Gen Zers are also most likely to become victims of cybercrime
Not only do Gen Z members and Millennials are the least likely to report a cybercrime. They are also most likely to become victims of one, resulting in money or data loss.
Out of the surveyed Gen Zers, 49% of them have not been a victim of cybercrime at all. However, 22% of them have suffered from a single cyberattack, and 21% of Gen Z adults were victims of harmful cyber activities 2-3 times, which resulted in data or money loss. Only 8% suffered from cybercrime more than four times.
On the other hand, 56% of Millennials have not been a victim of cybercrime. Nonetheless, 21% of them suffered from damaging cyber activities once, and 16% of Millennial adults were victims 2-3 times in a cyberattack, which cost them money or data loss. Even less, 7% of Millennials fell for threat actors' tricks more than four times.

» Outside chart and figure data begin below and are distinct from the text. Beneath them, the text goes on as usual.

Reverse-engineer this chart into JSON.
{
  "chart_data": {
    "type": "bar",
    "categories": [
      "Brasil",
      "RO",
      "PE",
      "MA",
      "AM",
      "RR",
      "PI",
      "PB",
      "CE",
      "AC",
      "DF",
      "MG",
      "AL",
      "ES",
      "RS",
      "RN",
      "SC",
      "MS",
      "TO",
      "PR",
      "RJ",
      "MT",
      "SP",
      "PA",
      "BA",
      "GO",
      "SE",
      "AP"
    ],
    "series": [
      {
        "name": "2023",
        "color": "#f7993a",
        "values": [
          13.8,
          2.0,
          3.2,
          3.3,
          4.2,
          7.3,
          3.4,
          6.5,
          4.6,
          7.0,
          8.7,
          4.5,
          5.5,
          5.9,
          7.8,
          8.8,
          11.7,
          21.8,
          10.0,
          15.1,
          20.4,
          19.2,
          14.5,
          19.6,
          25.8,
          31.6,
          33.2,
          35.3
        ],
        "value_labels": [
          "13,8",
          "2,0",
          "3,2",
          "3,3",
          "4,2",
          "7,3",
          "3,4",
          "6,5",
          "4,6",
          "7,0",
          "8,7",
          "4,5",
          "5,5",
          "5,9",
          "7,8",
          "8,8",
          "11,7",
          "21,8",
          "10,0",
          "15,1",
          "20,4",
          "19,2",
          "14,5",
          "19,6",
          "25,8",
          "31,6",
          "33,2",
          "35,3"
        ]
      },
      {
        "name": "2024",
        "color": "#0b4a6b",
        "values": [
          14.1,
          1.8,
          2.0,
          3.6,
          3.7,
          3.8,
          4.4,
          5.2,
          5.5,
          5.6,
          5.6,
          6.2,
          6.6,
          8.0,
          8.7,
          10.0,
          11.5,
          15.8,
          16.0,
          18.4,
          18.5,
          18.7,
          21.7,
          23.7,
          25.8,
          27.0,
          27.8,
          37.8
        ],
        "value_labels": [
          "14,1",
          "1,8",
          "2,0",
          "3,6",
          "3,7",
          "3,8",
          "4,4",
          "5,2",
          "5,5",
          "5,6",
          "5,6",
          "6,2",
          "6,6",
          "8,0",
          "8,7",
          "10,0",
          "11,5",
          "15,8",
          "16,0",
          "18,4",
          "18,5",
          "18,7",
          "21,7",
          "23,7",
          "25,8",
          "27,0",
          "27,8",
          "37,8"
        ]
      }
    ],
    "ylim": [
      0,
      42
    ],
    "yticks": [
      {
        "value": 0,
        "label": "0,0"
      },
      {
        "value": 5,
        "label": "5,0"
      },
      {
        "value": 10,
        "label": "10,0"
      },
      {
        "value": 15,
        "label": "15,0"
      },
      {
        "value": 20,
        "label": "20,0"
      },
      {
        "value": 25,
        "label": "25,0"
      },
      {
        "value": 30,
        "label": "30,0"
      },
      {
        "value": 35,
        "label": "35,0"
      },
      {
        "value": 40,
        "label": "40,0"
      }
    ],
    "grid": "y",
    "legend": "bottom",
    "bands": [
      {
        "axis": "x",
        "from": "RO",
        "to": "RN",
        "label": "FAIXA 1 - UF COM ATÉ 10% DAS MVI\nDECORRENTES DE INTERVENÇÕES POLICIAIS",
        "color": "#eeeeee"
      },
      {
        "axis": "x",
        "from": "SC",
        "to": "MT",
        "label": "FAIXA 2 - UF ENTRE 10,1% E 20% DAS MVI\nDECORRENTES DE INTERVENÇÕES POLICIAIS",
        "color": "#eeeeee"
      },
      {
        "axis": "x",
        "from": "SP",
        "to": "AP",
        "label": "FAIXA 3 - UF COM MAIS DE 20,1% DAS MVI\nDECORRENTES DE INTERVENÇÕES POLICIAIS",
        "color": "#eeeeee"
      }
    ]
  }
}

Next up, Gen Xers, of which 67% have not been a victim of cybercrime. Yet 18% of Gen X adults suffered from a single cybercrime, while 10% experienced 2-3 harmful cyber activities resulting in loss of money or data. Gen Xers, who were victims of cybercrime more than four times, made up only 5%.
Following after, 79% of Baby Boomers have not fallen for cybercriminal tricks at all. Only 11% were victims of cybercrime once, and 6% of Baby Boomers lost money or data in 2-3 crimes online. More than four harmful cyber activities happened to 4% of Baby Boomers.
Finally, as Silent Gen’s internet usage is minimal, they were affected by cybercrime the least. Most of them, 87%, have not been a victim of cybercrime, 7% experienced it only once, 5% suffered from a threat actor 2-3 times, and only 1% of Silent Gen people fell for cybercriminals tricks more than four times.